Ben Smith (Politico) reports on King & Spalding’s decision (which was explained by the Chairman of the firm as based on the conclusion that “the process used for vetting this engagement was inadequate”), and Josh Gerstein (Politico) reports on Paul Clement’s. Clement’s letter is here; here’s the key argument:
My resignation is … prompted by the firm’s decision to withdraw as counsel for the Bipartisan Legal Advisory Group of the United States House of Representatives in defense of Section III of the Defense of Marriage Act. To be clear, I take this step not because of strongly held views about this statute. My thoughts about the merits of DOMA are as irrelevant as my views about the dozens of federal statutes that I defended as Solicitor General.
Instead, I resign out of the firmly-held belief that a representation should not be abandoned because the client’s legal position is extremely unpopular in certain quarters. Defending unpopular positions is what lawyers do. The adversary system of justice depends on it, especially in cases where the passions run high. Efforts to delegitimize any representation for one side of a legal controversy are a profound threat to the rule of law. Much has been said about being on the wrong side of history. But being on the right or wrong side of history on the merits is a question for the clients. When it comes to the lawyers, the surest way to be on the wrong side of history is to abandon a client in the face of hostile criticism….
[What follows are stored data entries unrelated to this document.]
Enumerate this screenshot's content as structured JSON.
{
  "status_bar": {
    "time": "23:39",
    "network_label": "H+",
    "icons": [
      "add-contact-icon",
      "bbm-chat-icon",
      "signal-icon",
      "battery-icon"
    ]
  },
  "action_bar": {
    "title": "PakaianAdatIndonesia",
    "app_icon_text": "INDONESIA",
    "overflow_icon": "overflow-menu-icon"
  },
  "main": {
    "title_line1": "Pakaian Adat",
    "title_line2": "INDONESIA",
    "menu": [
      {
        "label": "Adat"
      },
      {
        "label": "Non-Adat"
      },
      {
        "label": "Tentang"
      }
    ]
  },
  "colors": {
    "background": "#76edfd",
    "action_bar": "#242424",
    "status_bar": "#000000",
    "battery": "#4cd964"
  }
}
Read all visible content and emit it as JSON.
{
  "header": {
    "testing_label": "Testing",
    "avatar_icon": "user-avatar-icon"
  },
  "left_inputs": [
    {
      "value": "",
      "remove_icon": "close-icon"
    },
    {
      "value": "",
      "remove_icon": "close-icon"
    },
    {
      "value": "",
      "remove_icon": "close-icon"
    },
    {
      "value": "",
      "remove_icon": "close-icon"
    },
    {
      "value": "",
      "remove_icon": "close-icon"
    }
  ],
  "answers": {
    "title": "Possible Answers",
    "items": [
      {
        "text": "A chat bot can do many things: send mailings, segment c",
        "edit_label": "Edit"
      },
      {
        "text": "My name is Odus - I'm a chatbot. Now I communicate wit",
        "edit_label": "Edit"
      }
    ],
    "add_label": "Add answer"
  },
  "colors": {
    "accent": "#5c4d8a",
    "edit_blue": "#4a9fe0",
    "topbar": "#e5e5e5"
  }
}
As I searched for professional guidance on how to proceed, I found wisdom in the place you and I both would have expected to find it: from our former partner, Judge Griffin Bell [Attorney General under President Carter, and a Kennedy appointee to the Fifth Circuit -EV], in a 2002 commencement speech to his alma mater, Mercer Law School. “You are not required to take every matter that is presented to you, but having assumed a representation, it becomes your duty to finish the representation. Sometimes you will make a bad bargain, but as professionals, you are still obligated to carry out the representation.”
I think Clement’s decision is right and honorable, and King & Spalding’s decision strikes me as quite mistaken. (Disclosure: Clement and I know each other from when we clerking.) Thanks to Ed Whelan (Bench Memos at National Review Online) for the pointer.
UPDATE: Sorry, just saw that Orin posted on the subject before me; please post comments there.